From the moment we started brainstorming a shopping-focused episode of Debt Heads, I’ve been subtly (read: not subtly) pushing one specific agenda: a Mall Madness deep dive.
Like, here it is written on an index card from two years ago when we started talking about the project, still proudly hanging on the wall:
Mall Madness was one in a long list of shopping-centric forms of entertainment (television shows Supermarket Sweep and Shop til’ You Drop being the others) that delighted me as a child.
The game debuted right before I was born in 1988 (coincidence???), and the object was to be the first to buy everything on your shopping list and make it back to the parking lot. There were sales, clearances, credit cards, an ATM, an electronic card reader that spoke to you.
It was like being at the mall — at home. What could be better than that?
If you’ve listened to Debt Heads (you haven’t listened to Debt Heads? What are you doing with your time then?!) you know that I did eventually see my dreams come to fruition: there’s a nod to the beloved board game in episode two, part one:
But I wasn’t quite ready to check out on the Mall Madness content just yet. I wanted to know more. I wanted to know about the genius behind this ahead-of-its-time game, the one that may or may not have turned me into a crazed creature of consumption.
Game designer Mike Gray — an icon of the board game world (at one time he had 36 games on the market at Toys R Us) — is responsible for creating two of my personal favorites: Dream Phone and — you guessed it! — Mall Madness.
Thanks to some savvy sleuthing, I was lucky enough to swipe an interview with him, which I have shared below.
OK, I have to know. How did you come up with the idea for Mall Madness?
I created a game back in 1980 called Bargain Hunter. It was about furnishing your new apartment after graduating from college. It had a square track around the board with a credit card machine in the center. Credit cards were the things everyone had to have. The credit cards made the credit spinner spin.
The idea for Mall Madness was to update Bargain Hunter to be a shopping mall (they were big then) and make it electronic.
Is the game inspired by your own interests/shopping habits?
I designed the gameplay based on how I shopped back then. Go to the mall, buy what you went for and get out. It made for good gameplay, as it was basically a race to buy your stuff first.
When playing it years later with my daughter, it was pointed out that women like to browse and look around for stuff in the stores. They could spend hours there. I never did that.
So do you like shopping? How do you feel about the shifting shopping landscape from in person to online?
Well, I buy almost everything online. Except bird food (I have ten feeders) and groceries and pizza. I guess I don’t like shopping. I would rather be home playing board games. I am 73 now and I play online and in person every day.
what’s something you’re most proud of about the game?
The real magic of the game is hidden.
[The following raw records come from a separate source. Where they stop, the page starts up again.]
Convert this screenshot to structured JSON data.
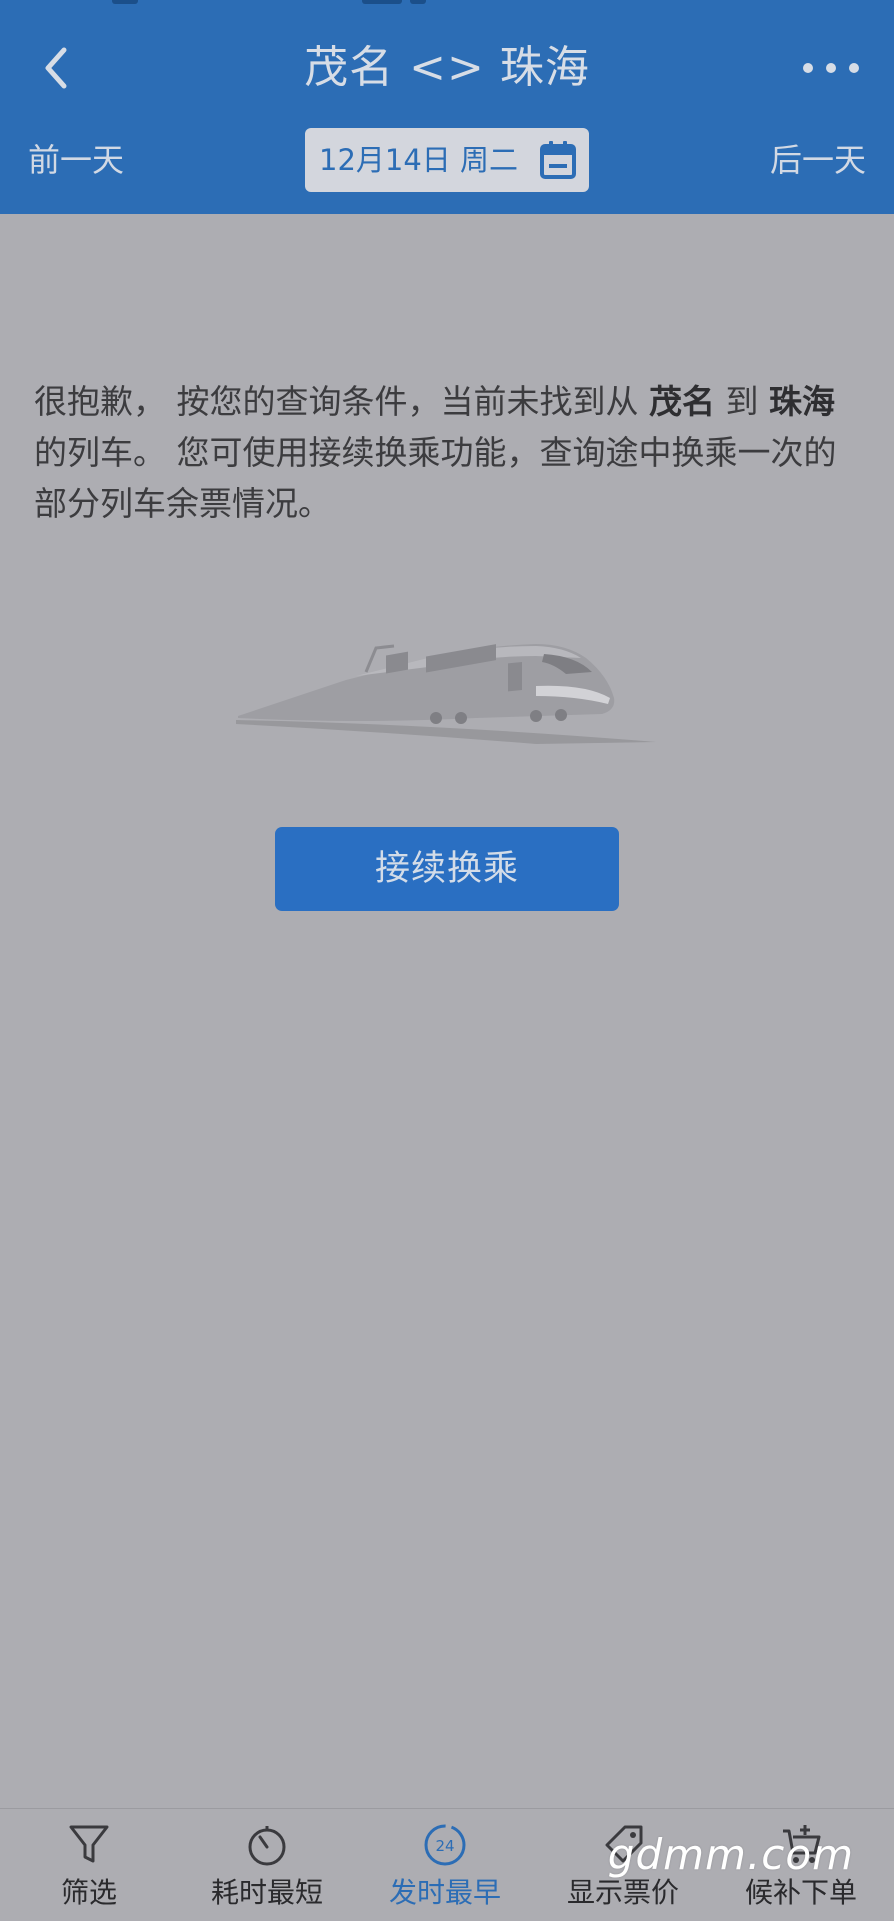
{
  "header": {
    "title": "茂名 <> 珠海",
    "prev_day": "前一天",
    "next_day": "后一天",
    "date": "12月14日 周二"
  },
  "message": {
    "part1": "很抱歉， 按您的查询条件，当前未找到从 ",
    "from": "茂名",
    "part2": " 到 ",
    "to": "珠海",
    "part3": " 的列车。 您可使用接续换乘功能，查询途中换乘一次的部分列车余票情况。"
  },
  "transfer_button": "接续换乘",
  "bottom_tabs": [
    {
      "label": "筛选",
      "icon": "filter-icon",
      "active": false
    },
    {
      "label": "耗时最短",
      "icon": "timer-icon",
      "active": false
    },
    {
      "label": "发时最早",
      "icon": "clock-24-icon",
      "active": true
    },
    {
      "label": "显示票价",
      "icon": "price-tag-icon",
      "active": false
    },
    {
      "label": "候补下单",
      "icon": "cart-add-icon",
      "active": false
    }
  ],
  "watermark": "gdmm.com",
  "colors": {
    "primary": "#2c6db5",
    "background": "#adadb2"
  }
}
The electronics designer (Bob Driscoll) and I put some great innovation in the game. The game knew (by design) who was winning. So we didn’t make the events — good or bad — random.
We had the game give more bad events to the current winner ,and good events to the player who bought the fewest items so far. Remember that the goal of the game is to stretch your cash to buy six things and get back to your car.
Buying stuff that was not on SALE or CLEARANCE meant you ran out of money and had to travel to the cash machine in the center of the mall. Anyway, by sneaking this into the programming, we made every game close!
I don’t know if any game has ever done that. Bob and I kept that a secret and didn’t tell Marketing or Management because they might make us make it all fair and random.
So you prefer games to shopping, but do you have any favorite stores to buy games?
My favorite store is The Portal game store in Manchester, CT. I stocks adult/gamer games and has many gaming tables for playing miniature battles in the backroom. It is across the street from the Time Machine, which is in an old 3 story mill building that sell kids and family games, toys, doll house stuff, plastic model kits of every kind, electric trains and lots more. The second floor has a HUGE train room with a gigantic landscape with mountains and villages in it.
In New York City there is a store called the Compleat Strategist. It is maybe the best game store on earth. I haven’t been to NYC for several years. It is amazing. I hope it is still there.
(editor’s note: it’s still there!)
and of course, I have to ask — what are your favorite games?
Well it changes over time. Here is an abbreviated list in timeline order: Acquire, Chess, Dungeons & Dragons, Ultima 4, Civilization, Magic the Gathering, In the Year of the Dragon, and Castles of Burgundy.
The best word game is Upwords. I have played it online for over a decade EVERY DAY with its inventor, Elliot Rudell. For me, it is way better than Scrabble.
But when people ask me that question, I usually say “It depends who I am playing with and how many of them there are.”
Some people can make a wonderful game a miserable experience. Some games are very different depending on the number of players. For example (my opinion only), Monopoly is better with more than 2 players and Scrabble is better with 2 platers and excruciating with 4.
I might be more of a shopper than Mike, but those Scrabble numbers are something we can definitely agree on.
This interview has been condensed and edited for clarity.